LG Bamberg, Urteil vom 19.09.2016 – 10 O 129/16
Sachverhalt: Der Kläger bestellte bei der Beklagten, einer in Bamberg ansässigen VW-Vertragshändlerin, im September 2013 einen fabrikneuen VW Tiguan 2.0 TDI Sport & Style 4MOTION mit 7-?Gang-DSG. Die Beklagte nahm die Bestellung mit Auftragsbestätigung vom 18.09.2013 an. Der Kläger holte das bestellte Fahrzeug am 20.11.2013 im Herstellerwerk in Wolfsburg ab; es wurde fortan vom Sohn des Klägers, dem Zeugen S, genutzt.
In der Folgezeit traten mehrere – teils unstreitige – Mängel an dem VW Tiguan auf. Im Januar 2014 gab es Probleme mit dem Getriebe, und der Zeuge S vernahm beim Hochschalten Geräusche. Die Beklagte tauschte das Getriebe deshalb am 17./18.03.2014 ohne Kosten für den Kläger aus. Im Juni 2015 löste sich der Heckspoiler des Fahrzeugs; außerdem schloss das Panoramadach nicht mehr richtig. Beide Mängel behob die Beklagte am 13.06.2015. Am 14.07.2015 befand sich der VW Tiguan erneut in der Werkstatt der Beklagten, weil der Heckspoiler nachgebessert werden musste.
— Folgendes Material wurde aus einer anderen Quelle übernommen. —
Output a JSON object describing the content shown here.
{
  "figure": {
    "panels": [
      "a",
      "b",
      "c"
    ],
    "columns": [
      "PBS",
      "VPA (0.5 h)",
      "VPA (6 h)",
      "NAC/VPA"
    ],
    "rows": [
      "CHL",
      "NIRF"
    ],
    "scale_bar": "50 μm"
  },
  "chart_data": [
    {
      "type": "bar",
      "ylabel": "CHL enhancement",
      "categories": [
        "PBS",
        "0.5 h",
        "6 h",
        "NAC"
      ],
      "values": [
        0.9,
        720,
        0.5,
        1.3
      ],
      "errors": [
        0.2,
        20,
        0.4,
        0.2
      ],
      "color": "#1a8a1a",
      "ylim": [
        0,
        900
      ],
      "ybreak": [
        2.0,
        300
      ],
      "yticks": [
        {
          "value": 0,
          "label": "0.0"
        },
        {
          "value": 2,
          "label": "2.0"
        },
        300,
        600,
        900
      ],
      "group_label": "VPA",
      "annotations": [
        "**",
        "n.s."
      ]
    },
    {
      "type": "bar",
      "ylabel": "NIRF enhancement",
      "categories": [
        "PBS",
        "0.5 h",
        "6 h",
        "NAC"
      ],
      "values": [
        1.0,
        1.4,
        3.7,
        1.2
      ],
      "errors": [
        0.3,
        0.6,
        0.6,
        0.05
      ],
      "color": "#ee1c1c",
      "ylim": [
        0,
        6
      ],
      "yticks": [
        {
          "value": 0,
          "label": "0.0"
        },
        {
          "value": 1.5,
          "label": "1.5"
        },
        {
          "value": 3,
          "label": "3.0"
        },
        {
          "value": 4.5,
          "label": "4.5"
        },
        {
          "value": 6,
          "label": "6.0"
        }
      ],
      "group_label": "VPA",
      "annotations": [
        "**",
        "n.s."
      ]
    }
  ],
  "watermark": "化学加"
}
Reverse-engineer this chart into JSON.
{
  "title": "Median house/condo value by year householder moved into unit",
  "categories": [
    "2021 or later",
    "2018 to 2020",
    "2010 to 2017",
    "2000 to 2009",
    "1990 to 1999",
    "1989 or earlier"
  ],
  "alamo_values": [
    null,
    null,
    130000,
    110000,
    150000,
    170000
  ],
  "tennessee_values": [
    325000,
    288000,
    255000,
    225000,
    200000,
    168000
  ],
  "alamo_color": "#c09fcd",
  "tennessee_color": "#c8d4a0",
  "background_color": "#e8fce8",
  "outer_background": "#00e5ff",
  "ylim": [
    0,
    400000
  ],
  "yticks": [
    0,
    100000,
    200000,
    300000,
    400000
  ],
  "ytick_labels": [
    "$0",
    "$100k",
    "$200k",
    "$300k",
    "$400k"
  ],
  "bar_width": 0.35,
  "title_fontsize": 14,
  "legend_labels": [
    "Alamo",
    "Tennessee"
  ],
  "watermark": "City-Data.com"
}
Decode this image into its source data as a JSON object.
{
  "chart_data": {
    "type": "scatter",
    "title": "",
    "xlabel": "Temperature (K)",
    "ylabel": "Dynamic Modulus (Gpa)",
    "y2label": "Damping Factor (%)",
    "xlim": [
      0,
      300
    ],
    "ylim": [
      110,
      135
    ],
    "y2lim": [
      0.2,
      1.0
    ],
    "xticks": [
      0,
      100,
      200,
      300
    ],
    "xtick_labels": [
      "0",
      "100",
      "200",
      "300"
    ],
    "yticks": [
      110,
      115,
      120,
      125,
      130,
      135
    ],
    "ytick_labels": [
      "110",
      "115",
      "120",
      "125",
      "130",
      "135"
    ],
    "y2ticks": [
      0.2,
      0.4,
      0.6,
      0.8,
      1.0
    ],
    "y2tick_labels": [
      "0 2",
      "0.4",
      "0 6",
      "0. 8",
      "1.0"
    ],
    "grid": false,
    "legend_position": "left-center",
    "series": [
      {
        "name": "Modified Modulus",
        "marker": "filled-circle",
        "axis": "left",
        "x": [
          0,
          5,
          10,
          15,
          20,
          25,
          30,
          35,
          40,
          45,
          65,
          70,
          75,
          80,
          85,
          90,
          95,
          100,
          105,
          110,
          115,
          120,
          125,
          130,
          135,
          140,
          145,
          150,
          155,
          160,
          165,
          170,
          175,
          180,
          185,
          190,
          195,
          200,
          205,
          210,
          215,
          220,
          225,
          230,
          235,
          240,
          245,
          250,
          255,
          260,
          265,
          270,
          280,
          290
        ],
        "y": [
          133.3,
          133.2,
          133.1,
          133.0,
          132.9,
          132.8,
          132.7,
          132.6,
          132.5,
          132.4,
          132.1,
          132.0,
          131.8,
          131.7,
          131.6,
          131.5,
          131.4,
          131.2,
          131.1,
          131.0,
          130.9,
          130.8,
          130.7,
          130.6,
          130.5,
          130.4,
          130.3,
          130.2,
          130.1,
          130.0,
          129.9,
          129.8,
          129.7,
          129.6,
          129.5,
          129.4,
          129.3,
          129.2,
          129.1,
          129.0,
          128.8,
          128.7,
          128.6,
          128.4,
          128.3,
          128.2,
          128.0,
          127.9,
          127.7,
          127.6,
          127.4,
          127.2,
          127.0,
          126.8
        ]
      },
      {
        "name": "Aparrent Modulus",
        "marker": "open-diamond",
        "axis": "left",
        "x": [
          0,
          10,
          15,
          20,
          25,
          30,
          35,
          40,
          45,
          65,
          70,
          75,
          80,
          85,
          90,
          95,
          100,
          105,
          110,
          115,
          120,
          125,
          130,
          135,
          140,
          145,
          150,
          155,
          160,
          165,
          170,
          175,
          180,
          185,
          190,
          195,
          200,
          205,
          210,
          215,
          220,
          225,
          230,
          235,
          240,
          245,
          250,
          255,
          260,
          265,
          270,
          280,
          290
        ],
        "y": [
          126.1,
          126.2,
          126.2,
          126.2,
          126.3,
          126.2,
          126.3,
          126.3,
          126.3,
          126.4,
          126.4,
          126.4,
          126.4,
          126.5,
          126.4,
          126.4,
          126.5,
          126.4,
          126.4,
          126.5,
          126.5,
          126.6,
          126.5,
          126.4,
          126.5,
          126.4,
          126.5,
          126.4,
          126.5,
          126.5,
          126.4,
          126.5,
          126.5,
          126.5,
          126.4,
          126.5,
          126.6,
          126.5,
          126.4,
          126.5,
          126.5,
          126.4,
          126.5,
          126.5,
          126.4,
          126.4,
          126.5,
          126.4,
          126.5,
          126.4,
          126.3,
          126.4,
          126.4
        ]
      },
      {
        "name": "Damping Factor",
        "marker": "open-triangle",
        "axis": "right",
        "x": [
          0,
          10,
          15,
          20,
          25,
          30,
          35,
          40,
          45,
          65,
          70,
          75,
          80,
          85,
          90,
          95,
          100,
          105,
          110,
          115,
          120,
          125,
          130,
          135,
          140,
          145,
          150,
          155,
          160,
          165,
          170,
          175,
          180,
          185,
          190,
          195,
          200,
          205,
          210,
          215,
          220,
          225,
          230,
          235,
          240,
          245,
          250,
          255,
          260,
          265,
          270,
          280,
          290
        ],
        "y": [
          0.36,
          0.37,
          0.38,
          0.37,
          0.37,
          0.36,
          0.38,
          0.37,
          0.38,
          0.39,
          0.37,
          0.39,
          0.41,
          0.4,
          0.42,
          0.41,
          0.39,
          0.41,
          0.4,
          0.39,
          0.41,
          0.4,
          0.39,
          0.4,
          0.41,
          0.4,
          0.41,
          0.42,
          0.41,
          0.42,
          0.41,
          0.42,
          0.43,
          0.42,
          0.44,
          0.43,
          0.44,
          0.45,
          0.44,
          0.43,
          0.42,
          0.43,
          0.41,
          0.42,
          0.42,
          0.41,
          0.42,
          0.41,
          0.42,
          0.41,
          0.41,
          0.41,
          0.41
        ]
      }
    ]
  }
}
Des Weiteren ist das Fahrzeug mit einem EA189-Dieselmotor ausgestattet und damit vom sogenannten VW-?Abgasskandal betroffen. Es verfügt über eine Software, die erkennt, ob sich der VW Tiguan auf der Straße befindet oder ob er auf einem Prüfstand einem Emissionstest unterzogen wird. Ist Letzteres der Fall, wird der Stickoxidausstoß unzulässigerweise reduziert, und nur deshalb hält das Fahrzeug – auf dem Prüfstand – die einschlägigen Emissionsgrenzwerte ein. Gleichwohl ist die für das Fahrzeug des Klägers erteilte EG-?Typgenehmigung unverändert wirksam; außerdem ist das Fahrzeug uneingeschränkt fahrbereit und technisch sicher.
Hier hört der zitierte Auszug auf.